Former prime minister and economist Manmohan Singh congratulated Indian-origin economist Abhijit Banerjee on Monday for winning the Nobel Prize along with his wife Esther Duflo, and Micheal Kremer on Monday.
Singh said Banerjee’s work on poverty alleviation and development of new techniques was truly pathbreaking, and his pioneering innovations in development economics were applicable and useful to policy making in developing countries such as India, the former Prime Minister said.
In a letter to Banerjee, Singh wrote, “It gives me immense pleasure and pride to know that you are now the second Indian to receive the Nobel Prize in Economics.”

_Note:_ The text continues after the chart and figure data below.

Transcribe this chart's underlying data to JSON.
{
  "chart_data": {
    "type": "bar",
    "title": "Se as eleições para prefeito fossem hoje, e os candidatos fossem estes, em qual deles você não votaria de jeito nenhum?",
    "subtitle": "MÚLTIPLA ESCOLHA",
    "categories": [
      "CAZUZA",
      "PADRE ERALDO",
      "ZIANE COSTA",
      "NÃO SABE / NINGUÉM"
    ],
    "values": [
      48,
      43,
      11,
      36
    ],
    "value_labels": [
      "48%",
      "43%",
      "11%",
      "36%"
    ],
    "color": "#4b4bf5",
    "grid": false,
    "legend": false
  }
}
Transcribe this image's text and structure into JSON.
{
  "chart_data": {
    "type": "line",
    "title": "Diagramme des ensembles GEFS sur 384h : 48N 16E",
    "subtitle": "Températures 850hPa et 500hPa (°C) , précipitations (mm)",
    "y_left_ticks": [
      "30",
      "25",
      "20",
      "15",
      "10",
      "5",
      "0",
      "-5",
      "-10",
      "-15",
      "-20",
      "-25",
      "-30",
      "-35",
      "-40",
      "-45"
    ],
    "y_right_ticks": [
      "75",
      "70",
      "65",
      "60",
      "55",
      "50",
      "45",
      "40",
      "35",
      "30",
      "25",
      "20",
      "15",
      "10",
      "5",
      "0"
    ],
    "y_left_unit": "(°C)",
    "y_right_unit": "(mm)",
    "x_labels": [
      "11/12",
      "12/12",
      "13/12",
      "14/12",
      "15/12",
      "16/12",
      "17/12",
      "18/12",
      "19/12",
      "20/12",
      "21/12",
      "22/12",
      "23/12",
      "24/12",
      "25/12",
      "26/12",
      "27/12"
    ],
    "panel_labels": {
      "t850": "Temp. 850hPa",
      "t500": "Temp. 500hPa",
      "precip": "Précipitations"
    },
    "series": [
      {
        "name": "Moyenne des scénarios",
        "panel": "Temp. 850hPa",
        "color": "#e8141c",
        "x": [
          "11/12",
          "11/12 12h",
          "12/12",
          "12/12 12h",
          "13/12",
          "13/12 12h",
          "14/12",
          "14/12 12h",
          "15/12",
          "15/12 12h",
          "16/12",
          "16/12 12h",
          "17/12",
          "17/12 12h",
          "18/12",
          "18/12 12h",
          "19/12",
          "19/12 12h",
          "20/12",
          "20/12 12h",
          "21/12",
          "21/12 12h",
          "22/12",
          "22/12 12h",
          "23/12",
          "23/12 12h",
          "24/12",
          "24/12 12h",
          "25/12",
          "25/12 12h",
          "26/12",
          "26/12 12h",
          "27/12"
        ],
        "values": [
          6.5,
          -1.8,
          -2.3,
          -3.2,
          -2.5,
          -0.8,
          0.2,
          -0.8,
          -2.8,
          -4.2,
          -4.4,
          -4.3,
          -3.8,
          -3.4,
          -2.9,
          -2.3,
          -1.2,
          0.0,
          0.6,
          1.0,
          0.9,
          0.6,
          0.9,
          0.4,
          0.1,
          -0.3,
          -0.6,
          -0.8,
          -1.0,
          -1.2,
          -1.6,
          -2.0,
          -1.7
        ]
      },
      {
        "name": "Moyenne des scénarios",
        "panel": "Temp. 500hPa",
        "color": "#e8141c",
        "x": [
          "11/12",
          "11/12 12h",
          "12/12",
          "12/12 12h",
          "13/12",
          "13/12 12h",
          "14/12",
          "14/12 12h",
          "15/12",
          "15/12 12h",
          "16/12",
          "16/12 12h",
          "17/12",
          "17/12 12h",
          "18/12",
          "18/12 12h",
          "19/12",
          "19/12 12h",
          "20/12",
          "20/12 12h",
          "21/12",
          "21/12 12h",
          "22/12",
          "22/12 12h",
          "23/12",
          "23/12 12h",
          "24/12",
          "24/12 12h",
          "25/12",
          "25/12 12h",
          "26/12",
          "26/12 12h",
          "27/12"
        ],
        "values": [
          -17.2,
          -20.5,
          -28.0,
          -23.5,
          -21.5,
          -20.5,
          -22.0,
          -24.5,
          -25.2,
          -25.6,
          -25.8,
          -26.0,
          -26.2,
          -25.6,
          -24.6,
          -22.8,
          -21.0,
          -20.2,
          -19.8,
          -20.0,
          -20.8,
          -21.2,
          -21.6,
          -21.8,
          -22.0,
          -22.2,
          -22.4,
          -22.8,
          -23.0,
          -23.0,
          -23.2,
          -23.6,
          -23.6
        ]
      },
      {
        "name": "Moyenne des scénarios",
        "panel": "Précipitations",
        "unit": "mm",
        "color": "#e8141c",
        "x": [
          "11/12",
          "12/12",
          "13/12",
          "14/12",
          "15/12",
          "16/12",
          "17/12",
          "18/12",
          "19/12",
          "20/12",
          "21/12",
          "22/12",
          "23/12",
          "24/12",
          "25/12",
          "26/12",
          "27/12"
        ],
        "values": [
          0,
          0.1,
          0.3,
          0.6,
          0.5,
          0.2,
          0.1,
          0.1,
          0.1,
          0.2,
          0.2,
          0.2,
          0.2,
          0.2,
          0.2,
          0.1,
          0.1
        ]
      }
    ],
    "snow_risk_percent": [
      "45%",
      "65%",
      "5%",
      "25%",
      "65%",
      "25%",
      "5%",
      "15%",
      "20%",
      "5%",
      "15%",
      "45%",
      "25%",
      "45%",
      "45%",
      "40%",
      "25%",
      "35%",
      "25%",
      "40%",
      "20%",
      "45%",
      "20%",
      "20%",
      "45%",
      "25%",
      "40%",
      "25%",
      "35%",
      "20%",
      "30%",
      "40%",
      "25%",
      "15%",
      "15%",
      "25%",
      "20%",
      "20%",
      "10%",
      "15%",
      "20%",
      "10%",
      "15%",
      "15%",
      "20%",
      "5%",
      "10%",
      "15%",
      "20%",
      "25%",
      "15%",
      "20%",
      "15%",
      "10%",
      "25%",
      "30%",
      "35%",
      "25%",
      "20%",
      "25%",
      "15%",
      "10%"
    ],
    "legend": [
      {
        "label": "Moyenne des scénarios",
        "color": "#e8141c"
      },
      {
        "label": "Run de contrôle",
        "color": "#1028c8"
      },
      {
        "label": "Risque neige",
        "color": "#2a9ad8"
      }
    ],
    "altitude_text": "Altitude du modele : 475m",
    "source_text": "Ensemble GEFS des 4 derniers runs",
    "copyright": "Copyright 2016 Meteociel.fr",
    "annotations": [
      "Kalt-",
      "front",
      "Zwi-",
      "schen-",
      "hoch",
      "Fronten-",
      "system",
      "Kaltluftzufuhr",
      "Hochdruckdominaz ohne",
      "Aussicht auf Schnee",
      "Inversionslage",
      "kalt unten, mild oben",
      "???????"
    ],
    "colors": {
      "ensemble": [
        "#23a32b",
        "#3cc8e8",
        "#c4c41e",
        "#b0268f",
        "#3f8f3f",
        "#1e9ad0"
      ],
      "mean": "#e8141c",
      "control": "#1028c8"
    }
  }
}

“My heartiest congratulations to you and your co-winners. Your scholarly work on poverty alleviation and development of new techniques such as Randomised Control trials are truly path-breaking,” Singh, a renowned economist himself, added.

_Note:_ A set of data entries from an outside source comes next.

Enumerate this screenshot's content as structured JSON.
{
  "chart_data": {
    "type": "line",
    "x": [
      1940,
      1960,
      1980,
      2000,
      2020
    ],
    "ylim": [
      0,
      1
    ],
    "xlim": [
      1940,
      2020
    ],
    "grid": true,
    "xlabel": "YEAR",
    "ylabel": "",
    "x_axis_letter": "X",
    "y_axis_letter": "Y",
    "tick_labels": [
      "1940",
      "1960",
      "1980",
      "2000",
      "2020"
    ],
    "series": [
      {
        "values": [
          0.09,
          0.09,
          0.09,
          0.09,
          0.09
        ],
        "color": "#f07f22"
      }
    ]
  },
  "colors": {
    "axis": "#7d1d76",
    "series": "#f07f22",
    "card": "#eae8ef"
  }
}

“I am particularly pleased, as a student of economics, that the Committee chose to honour pioneering innovations in development economics that are very applicable and useful to policy making in developing countries such as India,” the senior Congress leader said in his congratulatory message to Banerjee.
Abhijit Banerjee was educated at the University of Calcutta, Jawaharlal Nehru University and Harvard University, where he received his Ph.D in 1988. He is currently the Ford Foundation International Professor of Economics at the Massachusetts Institute of Technology
Banerjee, his wife Esther Duflo, both working at the Massachusetts Institute of Technology (MIT), and Harvard University professor Michael Kremer jointly won the 2019 Nobel Economics Prize on Monday “for their experimental approach to alleviating global poverty.”
It was “wonderful” to receive the award, 58-year-old Banerjee said. “You don’t get this lucky many times in your life,” he added. Amartya Sen was the first Indian economist to win the Nobel Prize in 1998.
The Swedish Academy of sciences awarded the Nobel Prize to the three for their research which, “has considerably improved our ability to fight global poverty. In just two decades, their new experiment-based approach has transformed development economics, which is now a flourishing field of research.”